The Good Terrorist

Background

Doris Lessing speaking at a Cologne literature festival in Germany, 2006

Doris Lessing's interest in politics began in the 1940s while she was living in Southern Rhodesia (now Zimbabwe). She was attracted to a group of "quasi-Communist[s]"[12] and joined the chapter of the Left Book Club in Salisbury (now Harare).[12] Later, prompted by the conflicts arising from racial segregation prominent in Rhodesia at the time, she also joined the Southern Rhodesian Labour Party.[13] Lessing moved to London in 1949 and began her writing career there. She became a member of the British Communist Party in the early 1950s, and was an active campaigner against the use of nuclear weapons.[13]

By 1964, Lessing had published six novels, but grew disillusioned with Communism following the 1956 Hungarian uprising and, after reading The Sufis by Idries Shah, turned her attention to Sufism, an Islamic belief system.[14][15] This prompted her to write her five-volume "space fiction" series,[14] Canopus in Argos: Archives, which drew on Sufi concepts. The series was not well received by some of her readers,[14] who felt she had abandoned her "rational worldview".[16]

The Good Terrorist was Lessing's first book to be published after the Canopus in Argos series, which prompted several retorts from reviewers, including, "Lessing has returned to Earth",[17] and "Lessing returns to reality".[18] Several commentators have labelled The Good Terrorist as a satire,[19][20][21] while Lessing called it humorous. She said:

[I]t's not a book with a political statement.

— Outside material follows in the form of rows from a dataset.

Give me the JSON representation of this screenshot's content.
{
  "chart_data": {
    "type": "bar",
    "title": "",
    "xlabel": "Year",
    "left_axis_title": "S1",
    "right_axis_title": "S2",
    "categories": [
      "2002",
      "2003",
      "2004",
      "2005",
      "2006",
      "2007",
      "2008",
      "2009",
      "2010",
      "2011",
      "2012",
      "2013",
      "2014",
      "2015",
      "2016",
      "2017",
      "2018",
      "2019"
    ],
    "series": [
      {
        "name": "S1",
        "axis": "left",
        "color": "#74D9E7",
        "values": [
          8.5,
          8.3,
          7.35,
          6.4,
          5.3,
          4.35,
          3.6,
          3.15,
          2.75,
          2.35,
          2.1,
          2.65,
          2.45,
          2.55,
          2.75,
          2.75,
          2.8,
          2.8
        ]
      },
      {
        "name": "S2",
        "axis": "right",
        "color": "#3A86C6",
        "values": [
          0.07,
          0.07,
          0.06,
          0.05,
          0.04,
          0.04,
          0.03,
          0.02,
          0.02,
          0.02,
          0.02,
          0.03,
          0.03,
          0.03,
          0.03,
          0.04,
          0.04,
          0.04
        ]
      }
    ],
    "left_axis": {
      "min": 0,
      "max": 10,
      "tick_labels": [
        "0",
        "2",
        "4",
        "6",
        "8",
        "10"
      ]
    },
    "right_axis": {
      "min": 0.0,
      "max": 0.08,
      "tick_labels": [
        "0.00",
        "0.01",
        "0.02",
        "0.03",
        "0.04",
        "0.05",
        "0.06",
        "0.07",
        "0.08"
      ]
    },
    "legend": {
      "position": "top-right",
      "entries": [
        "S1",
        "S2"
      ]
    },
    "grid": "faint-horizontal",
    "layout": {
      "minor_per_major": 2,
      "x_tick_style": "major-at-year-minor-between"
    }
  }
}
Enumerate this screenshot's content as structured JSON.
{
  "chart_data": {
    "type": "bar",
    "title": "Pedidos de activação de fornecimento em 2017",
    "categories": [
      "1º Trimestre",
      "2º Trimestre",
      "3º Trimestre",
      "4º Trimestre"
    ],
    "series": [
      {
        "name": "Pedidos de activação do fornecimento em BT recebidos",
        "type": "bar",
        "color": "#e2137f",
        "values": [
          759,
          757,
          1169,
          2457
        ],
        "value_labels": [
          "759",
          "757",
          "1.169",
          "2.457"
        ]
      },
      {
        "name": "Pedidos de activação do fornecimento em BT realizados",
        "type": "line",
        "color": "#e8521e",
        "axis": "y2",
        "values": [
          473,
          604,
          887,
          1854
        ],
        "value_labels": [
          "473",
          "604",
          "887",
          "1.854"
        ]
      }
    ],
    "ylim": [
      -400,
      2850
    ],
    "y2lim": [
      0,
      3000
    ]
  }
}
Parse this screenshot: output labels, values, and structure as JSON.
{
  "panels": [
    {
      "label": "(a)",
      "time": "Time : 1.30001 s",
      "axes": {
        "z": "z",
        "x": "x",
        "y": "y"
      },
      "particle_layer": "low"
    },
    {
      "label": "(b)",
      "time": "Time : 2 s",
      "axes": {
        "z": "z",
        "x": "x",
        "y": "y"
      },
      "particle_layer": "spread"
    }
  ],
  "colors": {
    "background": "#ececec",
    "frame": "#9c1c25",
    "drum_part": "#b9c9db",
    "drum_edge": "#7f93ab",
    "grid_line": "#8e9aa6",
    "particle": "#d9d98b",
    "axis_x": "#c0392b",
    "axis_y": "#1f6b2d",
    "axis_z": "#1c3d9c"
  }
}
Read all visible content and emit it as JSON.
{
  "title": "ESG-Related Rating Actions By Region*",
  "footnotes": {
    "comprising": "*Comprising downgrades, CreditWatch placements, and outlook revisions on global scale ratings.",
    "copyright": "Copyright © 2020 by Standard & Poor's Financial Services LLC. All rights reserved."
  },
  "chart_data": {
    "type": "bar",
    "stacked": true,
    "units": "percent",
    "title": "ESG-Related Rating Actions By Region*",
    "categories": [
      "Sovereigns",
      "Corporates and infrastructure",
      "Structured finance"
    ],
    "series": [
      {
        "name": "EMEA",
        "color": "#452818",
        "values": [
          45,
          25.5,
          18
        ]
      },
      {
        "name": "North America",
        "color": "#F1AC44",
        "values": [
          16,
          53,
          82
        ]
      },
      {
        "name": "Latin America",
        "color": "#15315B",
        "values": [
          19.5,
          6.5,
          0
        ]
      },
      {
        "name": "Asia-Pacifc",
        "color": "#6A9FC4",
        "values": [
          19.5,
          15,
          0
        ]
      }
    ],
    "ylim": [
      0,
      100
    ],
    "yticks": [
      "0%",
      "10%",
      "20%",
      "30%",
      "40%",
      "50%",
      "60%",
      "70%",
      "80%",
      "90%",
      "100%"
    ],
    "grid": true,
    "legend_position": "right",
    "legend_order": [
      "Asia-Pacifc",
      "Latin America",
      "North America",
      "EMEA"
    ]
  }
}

It's ... about a certain kind of political person, a kind of self-styled revolutionary that can only be produced by affluent societies. There's a great deal of playacting that I don't think you'd find in extreme left revolutionaries in societies where they have an immediate challenge.[17]

Lessing said she was inspired to write The Good Terrorist by the IRA bombing of the Harrods department store in London in 1983.[22] She recalled, "the media reported it to sound as if it was the work of amateurs. I started to think, what kind of amateurs could they be?"[17] and realised "how easy it would be for a kid, not really knowing what he or she was doing, to drift into a terrorist group."[17] Lessing already had Alice in mind as the central character: "I know several people like Alice—this mixture of ... maternal caring, ... and who can contemplate killing large numbers of people without a moment's bother."[22] She described Alice as "quietly comic[al]"[17] because she is so full of contradictions.[17] She said she was surprised how some of the characters (other than Jasper, Alice's love interest) developed, such as the pill-popping and fragile Faye,[6] who turned out to be a "destroyed person".[22]